Earlonne Woods and Antwan Williams created a podcast known as “Ear Hustle,” aided and abetted by Nigel Poor, an artist and academic who first came to know the men as a video instructor and later when she helped launch an in-house radio program, “Windows and Mirrors.”
It appears to be the first podcast produced entirely from inside the walls of a federal or state prison. “Ear Hustle” debuted last week and quickly climbed to the top ranks of the nation’s most popular podcasts. (It was number 12 this week.)
The first episode, “Cellies,” explored the tribulations, absurdities and occasional terrors that come with living with another man, for roughly 12 hours a day, in a nine-by-four-foot box. A future program will profile “Roach,” an inmate who nurtures creatures small and smaller; another will commiserate with a prisoner about his first conjugal visit in 27 years; and a third will plumb a gang-banger’s quiet remorse in a piece called “Misguided Loyalty.”
Audio distributor PRX selected the prison podcast last November from 1,537 competitors in an “open call” to promote new voices and fresh talent. Williams, a 29-year-old serving 15 years for armed robbery, recalls that victory as “one of the most beautiful moments of my life,” adding: “It was like, man, there is value in us. We need to start acknowledging that and standing on that.”
“Ear Hustle” — prison argot for eavesdropping — arrives as just the latest innovation at one of the nation’s oldest and most mythologized prisons. San Quentin was the former home of the 19th-century “gentleman bandit” Black Bart, the birthplace of the Black Guerrilla Family, and the scene of Eldridge Cleaver’s break with the Black Panthers. Its Death Row once housed cult leader Charles Manson and “Nightstalker” Richard Ramirez.

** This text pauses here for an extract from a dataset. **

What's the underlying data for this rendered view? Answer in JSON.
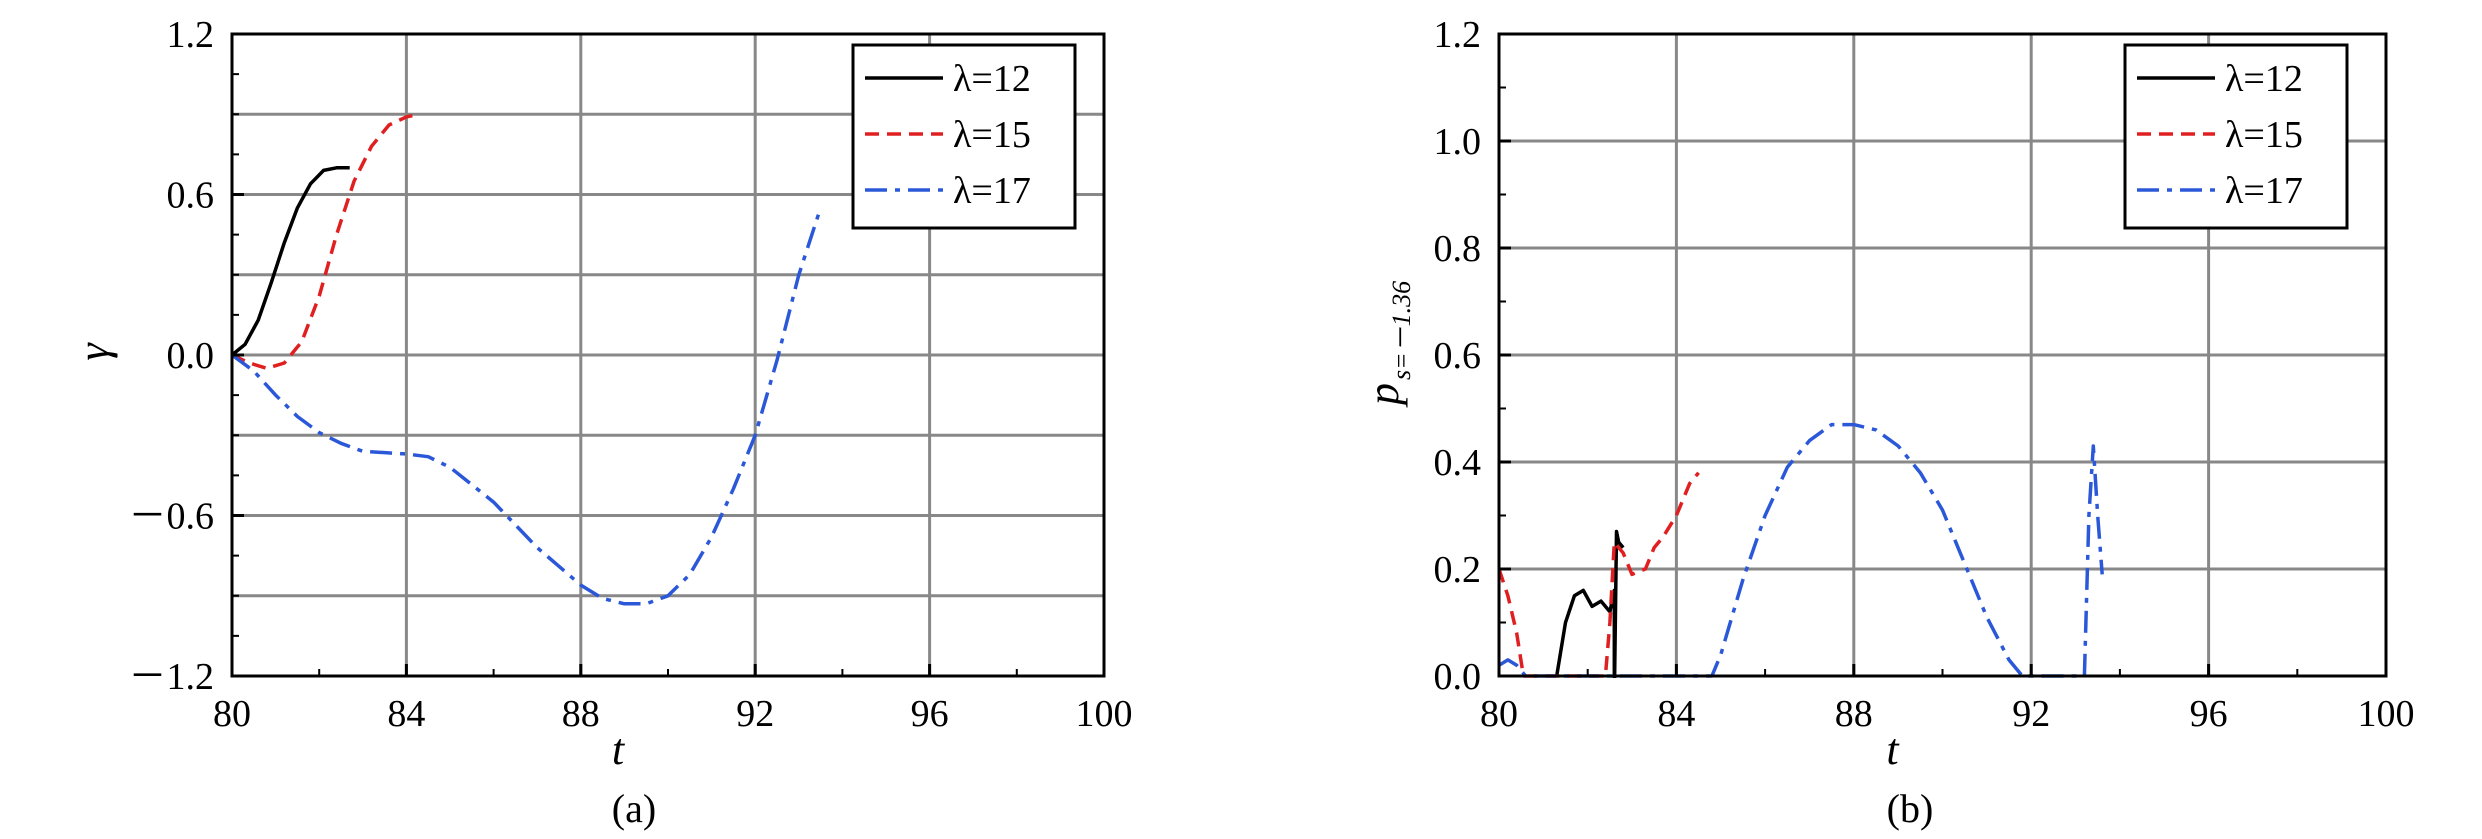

Threats of violence still loom, and prisoners call the tiny, two-inmate cells the most restrictive of any main-line facility in the state. But outside the foreboding Death Row — the largest in the nation with 726 inmates — San Quentin’s sprawling yard thrums with an occasionally hopeful, even uplifting, vibe.
The prison’s general population can dive into a panoply of rehabilitative programs — working on a newspaper, producing documentary film projects, attending origami classes, even performing in-house with the Marin Shakespeare Company. So many counselors, teachers, writers and musicians come here to volunteer their time (in non-taxpayer supported programs) that cars spill on to neighboring Main Street from the parking lot beside gray-green San Francisco Bay.